Jackson is famous for ignoring the Supreme Court’s decision of Worcester v. Georgia in 1832. It was Supreme Court Justice John Marshall who delivered the majority opinion that Georgia could not break federal treaties with sovereign nations, and that, indeed, the Cherokee Nation was sovereign. This was a blow to those who espied Cherokee land and resources (including rumors of gold).

Nonetheless, after hearing of the decision, Jackson allegedly quipped, “John Marshall has made his decision; now let him enforce it!” By 1836, Jackson ordered General John E. Wool to speed up Cherokee removal, asking the nation to “voluntarily” remove themselves with government assistance and provisions. It was Arthur Van Buren who, upon becoming president in 1838, gave the order to forcibly remove the Cherokee. General Winfield Scott and 7,000 federal troops obeyed.

But Jackson was not the only president to ignore decisions levied from the judicial branch. Abraham Lincoln defied the Taney court over habeas corpus suspensions.

These examples demonstrate that the cherished concept of checks and balances of the United States Constitution has its limits. Franklin D. Roosevelt famously fought against what he perceived as an overreaching and unresponsive court to the economic depression of the 1930s. Though Roosevelt attempted to alter the Court’s composition, his public popularity could not change the Court’s composition or structure.

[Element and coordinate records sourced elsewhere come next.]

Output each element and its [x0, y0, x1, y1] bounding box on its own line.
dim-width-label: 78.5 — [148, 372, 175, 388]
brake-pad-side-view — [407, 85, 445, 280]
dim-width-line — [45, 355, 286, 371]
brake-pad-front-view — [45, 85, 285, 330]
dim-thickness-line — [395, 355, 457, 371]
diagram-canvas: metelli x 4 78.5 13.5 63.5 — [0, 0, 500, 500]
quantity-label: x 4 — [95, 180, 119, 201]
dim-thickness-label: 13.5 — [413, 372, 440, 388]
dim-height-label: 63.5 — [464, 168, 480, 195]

Already, the executive and judicial are in a tight tango of contentious to and fro. Attorney General Salley Yates was unceremoniously fired with the president calling her a betrayer of the department. When federal judge James Robart halted the “Muslim ban”, Trump tweeted angrily calling Robart a “so-called judge” who was “ridiculous” in his decision.

Last time I checked, those are fighting words. We may not have too long a wait before the judicial and executives branches begin to openly spar. Meanwhile, Jackson hangs in the oval office.